土方の胸で一通り泣き終えると、首に巻き付いていた腕がゆっくりとほどける。
土方が花蓮に目をやれば、既に意識はなかった。
――ったくこの娘は…。
散々暴れて、泣き出した挙句、寝るか!?
ふぅと一つため息をつき、土方は花蓮を抱き上げた。
「永倉。」
沖田の部屋の入り口で様子を見守っていた永倉に、土方は花蓮を差し出す。
「もう大丈夫だとは思うが、まだ心配だ。ついててやってくれ。」
呆然と目の前の光景を眺めていた永倉だったが、はっと我に返るとしっかりと頷く。
「頼んだぞ。
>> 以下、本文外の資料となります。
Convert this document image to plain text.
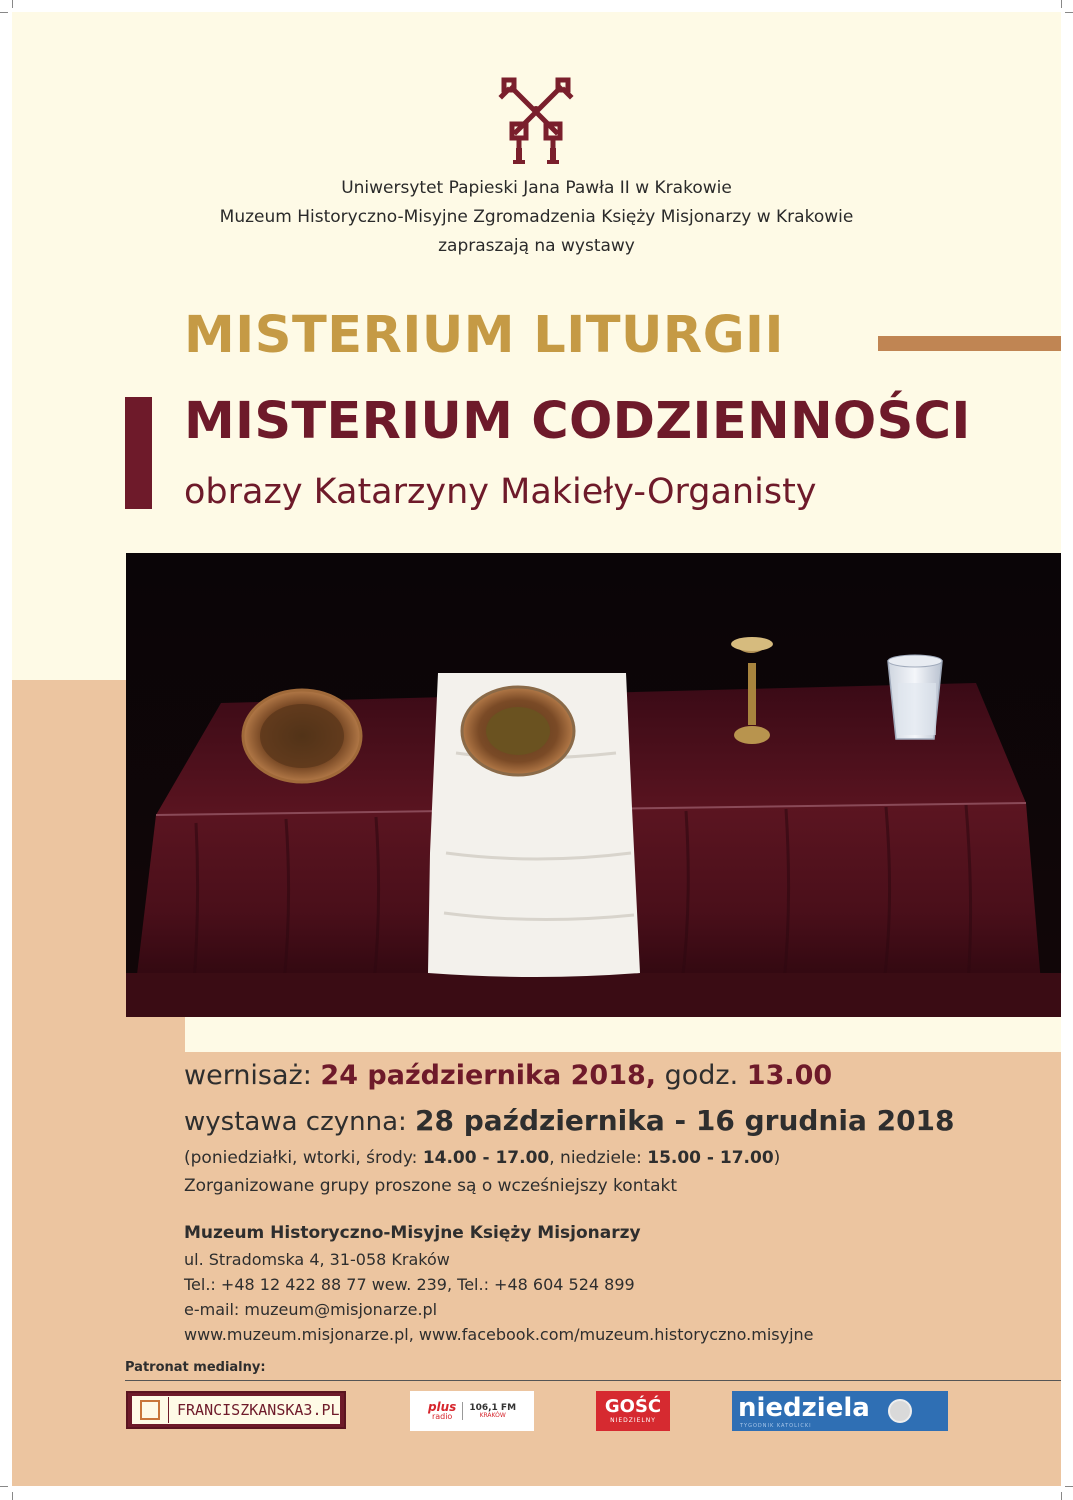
Uniwersytet Papieski Jana Pawła II w Krakowie
Muzeum Historyczno-Misyjne Zgromadzenia Księży Misjonarzy w Krakowie
zapraszają na wystawy
MISTERIUM LITURGII
MISTERIUM CODZIENNOŚCI
obrazy Katarzyny Makieły-Organisty
wernisaż: 24 października 2018, godz. 13.00
wystawa czynna: 28 października - 16 grudnia 2018
(poniedziałki, wtorki, środy: 14.00 - 17.00, niedziele: 15.00 - 17.00)
Zorganizowane grupy proszone są o wcześniejszy kontakt
Muzeum Historyczno-Misyjne Księży Misjonarzy
ul. Stradomska 4, 31-058 Kraków
Tel.: +48 12 422 88 77 wew. 239, Tel.: +48 604 524 899
e-mail: muzeum@misjonarze.pl
www.muzeum.misjonarze.pl, www.facebook.com/muzeum.historyczno.misyjne
Patronat medialny:
FRANCISZKANSKA3.PL	plus
radio
106,1 FM
KRAKÓW	GOŚĆ
NIEDZIELNY	niedziela
TYGODNIK KATOLICKI
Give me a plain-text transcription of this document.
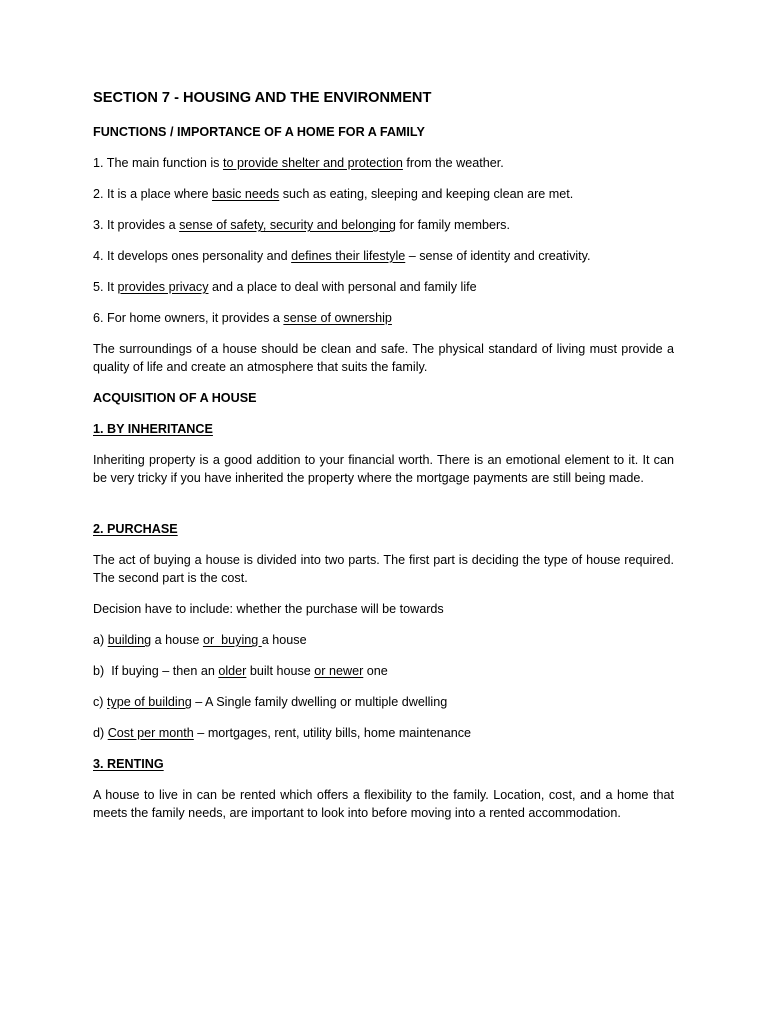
SECTION 7 - HOUSING AND THE ENVIRONMENT
FUNCTIONS / IMPORTANCE OF A HOME FOR A FAMILY
1. The main function is to provide shelter and protection from the weather.
2. It is a place where basic needs such as eating, sleeping and keeping clean are met.
3. It provides a sense of safety, security and belonging for family members.
4. It develops ones personality and defines their lifestyle – sense of identity and creativity.
5. It provides privacy and a place to deal with personal and family life
6. For home owners, it provides a sense of ownership
The surroundings of a house should be clean and safe. The physical standard of living must provide a quality of life and create an atmosphere that suits the family.
ACQUISITION OF A HOUSE
1. BY INHERITANCE
Inheriting property is a good addition to your financial worth. There is an emotional element to it. It can be very tricky if you have inherited the property where the mortgage payments are still being made.
2. PURCHASE
The act of buying a house is divided into two parts. The first part is deciding the type of house required. The second part is the cost.
Decision have to include: whether the purchase will be towards
a) building a house or  buying a house
b)  If buying – then an older built house or newer one
c) type of building – A Single family dwelling or multiple dwelling
d) Cost per month – mortgages, rent, utility bills, home maintenance
3. RENTING
A house to live in can be rented which offers a flexibility to the family. Location, cost, and a home that meets the family needs, are important to look into before moving into a rented accommodation.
」
その永倉の姿に安堵を覚え、土方は花蓮を渡した。
受け取ると、永倉は山南と共に再び花蓮の部屋へと歩いて行く。
「…ったく、何があったって言うんだよ。」
端からみれば、土方は落ち着いて花蓮に対処していたが、本当はかなり戸惑っていた。
…あれが、本当に花蓮か?
ぼけぼけしてるくせに仕事だけはいっちょまえにこなす女。
ほんわかした空気を放つくせに、氷のような殺気を持つ女。
何も考えていないようで、怖いくらいの鋭さを持つ女。
冷徹に同志を斬り捨てたかと思えば、酷く悲しむ女。
矛盾が作りあげる、花蓮という存在。
でもそれは、彼女自身が持つ表の姿と乗り越えてきた過去が作りあげた裏の姿とが共存しているからだと…土方はそう解釈していた。
花蓮の過去の全てを知る、土方は…。
「…さっさと起きないと、花蓮が心配するだろうが。」
目を覚まさない沖田に、土方はそっと呟いた。